La nostra politica estera nel Mediterraneo e il rapporto con la Libia

di Gianluca Sadun Bordoni

Mentre sfuma il clamore per le provocazioni del Colonnello Gheddafi e si capitalizzano gli indubbi vantaggi che la cooperazione con la Libia produce per il nostro paese, si può tentare una prima riflessione, più distaccata, che riguardi il complesso della nostra politica estera nel Mediterraneo e il rapporto con la Libia.
Comparativamente, le distanze nel centro-destra sono minori, in politica estera, rispetto ad altri ambiti. Occorre riconoscere al governo e alla nostra diplomazia di aver in generale operato avendo sempre chiaro l’interesse nazionale. Non mi pare giusto qui confondersi con le critiche dell’opposizione, che mirano a ridicolizzare la nostra politica estera. E ciò al di là di certi comportamenti discutibili di Berlusconi (“la diplomazia del cucù”, la chiama lui stesso) o dell’acquiescenza mostrata nei confronti dell’imprevedibile Gheddafi (che all’Onu, un anno fa, non si comportò molto meglio).
Per quanto riguarda il Mediterraneo, per noi così importante, non si può negare che siano stati raggiunti alcuni risultati di rilievo: non è facile essere accolti con pari entusiasmo a Gerusalemme e a Tripoli. Il convinto sostegno offerto ad Israele rappresenta una grande novità nella politica estera italiana. Bisogna poi dar atto al governo di aver mantenuto salde alcune scelte strategiche, ad esempio l’apertura nei confronti dell’adesione della Turchia all’Unione Europea (qui la Lega ha esercitato influenza minore che altrove).
Si può solo osservare che l’Italia (ma questo non riguarda solo l’attuale governo) investe sempre in misura maggiore nei rapporti bilaterali, che più facilmente portano risultati concreti, che non nell’azione a carattere ‘regionale’, che richiede tempi più lunghi. Nel Mediterraneo, l’iniziativa in senso regionale è sempre stata più spagnola e francese che italiana: non a caso, il primo esperimento di partenariato euro-mediterraneo porta il nome di ‘Processo di Barcellona’, dalla città in cui fu lanciato nel 1995, su forte iniziativa spagnola; il rilancio del partenariato, che ha preso il nome di Unione per il Mediterraneo, è stato pensato e voluto dal Presidente Sarkozy, che lo tenne a battesimo a Parigi nel luglio 2008. In questa politica regionale dell’Europa nei confronti del Mediterraneo l’Italia ha sempre giocato un ruolo marginale, anche se può addurre a parziale consolazione che i successi di tale politica sono stati piuttosto scarsi. Ciò non toglie che si tratti della politica mediterranea dell’Unione Europea e che l’Italia avrebbe tutti i titoli (e gli interessi) per giocarvi un ruolo da protagonista. Ci si può augurare che il Ministro Frattini, volato a Tripoli per il vertice dei paesi del Mediterraneo Occidentale, riesca a definire un profilo più incisivo per l’Italia, almeno in questo ‘forum’ sub-regionale.
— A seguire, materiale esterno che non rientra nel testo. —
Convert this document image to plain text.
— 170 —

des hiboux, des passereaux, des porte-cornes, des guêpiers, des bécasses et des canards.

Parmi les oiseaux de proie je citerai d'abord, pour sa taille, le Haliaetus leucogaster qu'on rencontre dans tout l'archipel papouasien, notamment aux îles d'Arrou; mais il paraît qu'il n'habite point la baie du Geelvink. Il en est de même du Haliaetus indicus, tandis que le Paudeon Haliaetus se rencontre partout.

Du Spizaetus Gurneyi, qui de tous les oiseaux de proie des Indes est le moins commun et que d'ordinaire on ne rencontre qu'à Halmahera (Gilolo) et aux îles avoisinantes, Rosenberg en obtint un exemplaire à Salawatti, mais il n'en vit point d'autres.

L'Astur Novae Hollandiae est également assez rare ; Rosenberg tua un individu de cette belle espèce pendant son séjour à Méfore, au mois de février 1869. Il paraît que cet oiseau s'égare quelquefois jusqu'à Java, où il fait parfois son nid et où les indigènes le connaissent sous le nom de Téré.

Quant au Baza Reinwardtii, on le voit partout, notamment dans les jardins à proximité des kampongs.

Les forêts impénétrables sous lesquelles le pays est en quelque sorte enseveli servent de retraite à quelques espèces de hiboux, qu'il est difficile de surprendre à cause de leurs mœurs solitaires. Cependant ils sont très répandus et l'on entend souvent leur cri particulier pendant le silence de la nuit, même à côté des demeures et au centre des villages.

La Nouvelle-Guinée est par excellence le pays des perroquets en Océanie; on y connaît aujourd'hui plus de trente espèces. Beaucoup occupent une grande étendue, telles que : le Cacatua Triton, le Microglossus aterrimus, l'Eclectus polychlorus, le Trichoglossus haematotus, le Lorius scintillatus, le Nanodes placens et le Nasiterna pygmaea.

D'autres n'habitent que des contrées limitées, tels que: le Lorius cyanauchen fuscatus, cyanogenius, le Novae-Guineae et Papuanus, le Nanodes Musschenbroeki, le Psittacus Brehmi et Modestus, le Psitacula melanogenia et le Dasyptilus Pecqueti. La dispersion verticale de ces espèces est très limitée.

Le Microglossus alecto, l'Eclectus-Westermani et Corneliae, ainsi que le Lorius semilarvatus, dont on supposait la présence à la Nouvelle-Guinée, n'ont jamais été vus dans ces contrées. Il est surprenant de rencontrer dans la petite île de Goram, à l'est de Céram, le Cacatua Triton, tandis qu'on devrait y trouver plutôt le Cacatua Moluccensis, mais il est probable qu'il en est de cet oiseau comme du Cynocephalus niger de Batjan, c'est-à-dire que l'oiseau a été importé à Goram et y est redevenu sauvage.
All’interno del mondo arabo, uno dei paesi che più tenacemente ha avversato questa politica europea è stata la Libia. E qui torniamo dunque a Gheddafi. La Libia non aderì al Processo di Barcellona e si è fieramente opposta, più recentemente, al progetto di Sarkozy. Prima del vertice parigino del 13 luglio 2008, Gheddafi convocò un incontro a Tripoli (il 10 giugno), cui parteciparono il Presidente algerino, quello siriano, quello mauritano e il Premier del Marocco, per boicottare l’iniziativa francese, considerata ancora troppo ‘eurocentrica’. Mentre si apprestava a firmare il Trattato di amicizia italo-libico, di cui abbiamo appena festeggiato i due anni, Gheddafi si opponeva dunque duramente alla politica mediterranea europea. E’ alla luce di questo atteggiamento che va esaminata la ‘visione’ del Mediterraneo sciorinata durante la sua visita a Roma dal leader libico, che vorrebbe espellere dal Mare Nostrum l’alleato americano e tenere sotto ricatto l’Europa, minacciando di lasciarla seppellire dalla marea nera dell’immigrazione. Qui la condiscendenza mostrata nei confronti di Gheddafi è ben più problematica di quella ostentata nei confronti dei ridicoli inviti alla conversione delle hostess.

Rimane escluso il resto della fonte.